Congresswoman Nancy Pelosi

Statement on the Exclusion of HIV/AIDS Provisions from the African Growth and Caribbean Initiative Act

May 4, 2000


In recent months, the HIV/AIDS epidemic in Africa has finally begun to receive the international attention that a crisis of this magnitude deserves. Over 23 million Africans are infected with HIV, and it is projected that a quarter of southern Africa’s population will die of AIDS. These staggering numbers, and the political and economic instability that they are creating, have prompted the National Security Council to designate HIV/AIDS in Africa as a security threat to the United States.

Although I am supporting the African Growth and Caribbean Initiative Act, my enthusiasm is mixed with disappointment that we have missed this important opportunity to take substantive steps to address this disease.
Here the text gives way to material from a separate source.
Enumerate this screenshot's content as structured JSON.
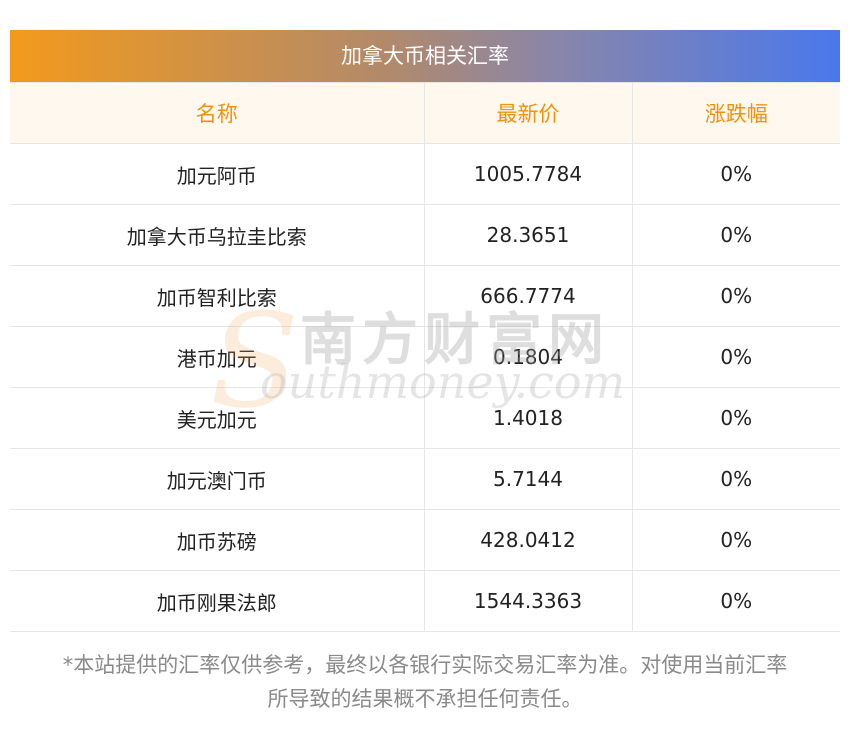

Two HIV/AIDS provisions were excluded from the conference report by the majority. The inclusion of these two provisions in this legislation would have improved access to affordable AIDS drugs and strengthened the international effort to develop an AIDS vaccine. Efforts to treat and eventually eradicate HIV/AIDS are vital to Africa’s economic future. It is no exaggeration to say that HIV/AIDS is decimating the African work force, and the African economic progress that this legislation is designed to support is being placed in jeopardy.

Economic ties between the U.S. and Africa have been growing steadily this decade. African economic development creates new markets for U.S. products and provides resources that this country needs. However, the African economic development that we benefit from in this country is directly threatened by the AIDS epidemic. Professor Jeffrey Sachs, Director of the Harvard Institute for International Development, has stated that "a frontal attack on AIDS in Africa may now be the single most important strategy for economic development." It is estimated that over the next 20 years AIDS will reduce by a fourth the economies of sub-Saharan Africa.
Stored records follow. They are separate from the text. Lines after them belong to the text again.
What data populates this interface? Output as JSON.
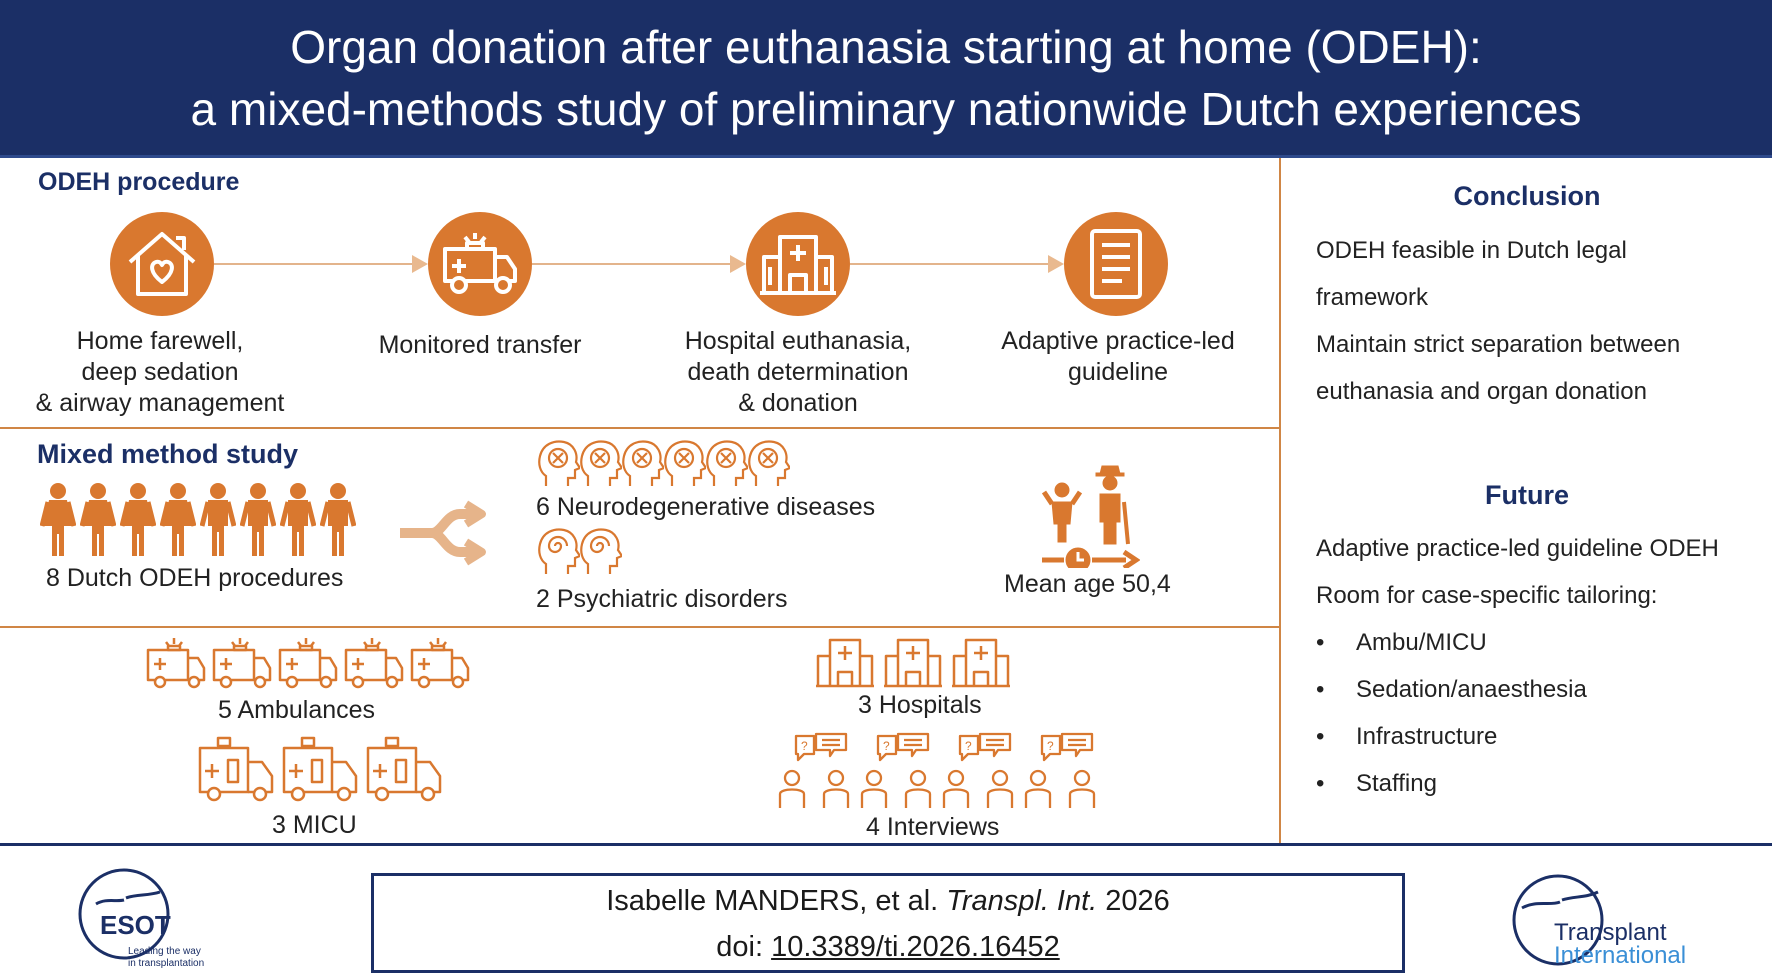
{
  "header": {
    "title_line1": "Organ donation after euthanasia starting at home (ODEH):",
    "title_line2": "a mixed-methods study of preliminary nationwide Dutch experiences"
  },
  "procedure": {
    "title": "ODEH procedure",
    "steps": [
      {
        "icon": "home-heart-icon",
        "lines": [
          "Home farewell,",
          "deep sedation",
          "& airway management"
        ]
      },
      {
        "icon": "ambulance-icon",
        "lines": [
          "Monitored transfer"
        ]
      },
      {
        "icon": "hospital-icon",
        "lines": [
          "Hospital euthanasia,",
          "death determination",
          "& donation"
        ]
      },
      {
        "icon": "document-icon",
        "lines": [
          "Adaptive practice-led",
          "guideline"
        ]
      }
    ]
  },
  "study": {
    "title": "Mixed method study",
    "procedures_label": "8 Dutch ODEH procedures",
    "neuro_label": "6 Neurodegenerative diseases",
    "psych_label": "2 Psychiatric disorders",
    "age_label": "Mean age 50,4",
    "ambulances_label": "5 Ambulances",
    "micu_label": "3 MICU",
    "hospitals_label": "3 Hospitals",
    "interviews_label": "4 Interviews",
    "counts": {
      "procedures": 8,
      "neuro": 6,
      "psych": 2,
      "ambulances": 5,
      "micu": 3,
      "hospitals": 3,
      "interviews": 4
    }
  },
  "conclusion": {
    "title": "Conclusion",
    "lines": [
      "ODEH feasible in Dutch legal",
      "framework",
      "Maintain strict separation between",
      "euthanasia and organ donation"
    ]
  },
  "future": {
    "title": "Future",
    "lines": [
      "Adaptive practice-led guideline ODEH",
      "Room for case-specific tailoring:"
    ],
    "bullets": [
      "Ambu/MICU",
      "Sedation/anaesthesia",
      "Infrastructure",
      "Staffing"
    ]
  },
  "citation": {
    "authors": "Isabelle MANDERS, et al. ",
    "journal": "Transpl. Int.",
    "year": " 2026",
    "doi_prefix": "doi: ",
    "doi": "10.3389/ti.2026.16452"
  },
  "logos": {
    "esot_name": "ESOT",
    "esot_tagline_1": "Leading the way",
    "esot_tagline_2": "in transplantation",
    "ti_line1": "Transplant",
    "ti_line2": "International"
  },
  "colors": {
    "navy": "#1b2f66",
    "orange": "#d9782f",
    "line_orange": "#d08645"
  }
}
AIDS undermines economic development in several ways. HIV strikes individuals during their most productive years. The disease erodes productivity by increasing absenteeism, and it raises the cost of business through increased need for health benefits and increased costs of recruiting and training new employees as current employees die or become disabled. A 1999 South African study found that the total costs of benefits in that country will increase from 7 percent of salaries in 1995 to 19 percent by 2005 due to AIDS. Some companies are already hiring two employees for every one skilled job because of the likelihood that one will die from AIDS.

I had hoped that two HIV/AIDS provisions would be included in the conference report. First, Senator Kerry and I have proposed a tax credit for qualified research and development costs associated with research on vaccines for malaria, tuberculosis, or HIV. The tax credit equals 30% of total annual qualified R&D investments. In addition, smaller companies could choose to waive the credit and pass it on to their equity investors who finance R&D on one of the priority vaccines. A vaccine is our best hope to bring this epidemic under control and we must accelerate research efforts in order to have any realistic chance of successfully developing a vaccine in the near future.

Second, Senators Feinstein and Feingold proposed a provision designed to improve the access of African nations to generic equivalents of expensive HIV/AIDS drugs. Many years of work and significant federal research dollars have gone into the development of the combination drug therapies that are extending the lives and improving the quality of life for so many people living with HIV/AIDS in this country. We have a moral responsibility to ensure the widest possible access to these treatments and new therapies as they are developed. The benefits that come from our federal investments in scientific and medical research are not meant to be restricted to the wealthy.

The inclusion of these HIV/AIDS provisions would have contributed significantly to vital efforts to treat and eventually halt HIV/AIDS, thereby ensuring a healthier and more prosperous future for the African continent. I hope that the Congress will move swiftly to address this crisis by doing everything we can to treat, educate, prevent, and eventually eradicate HIV/AIDS in both the developed and the developing world.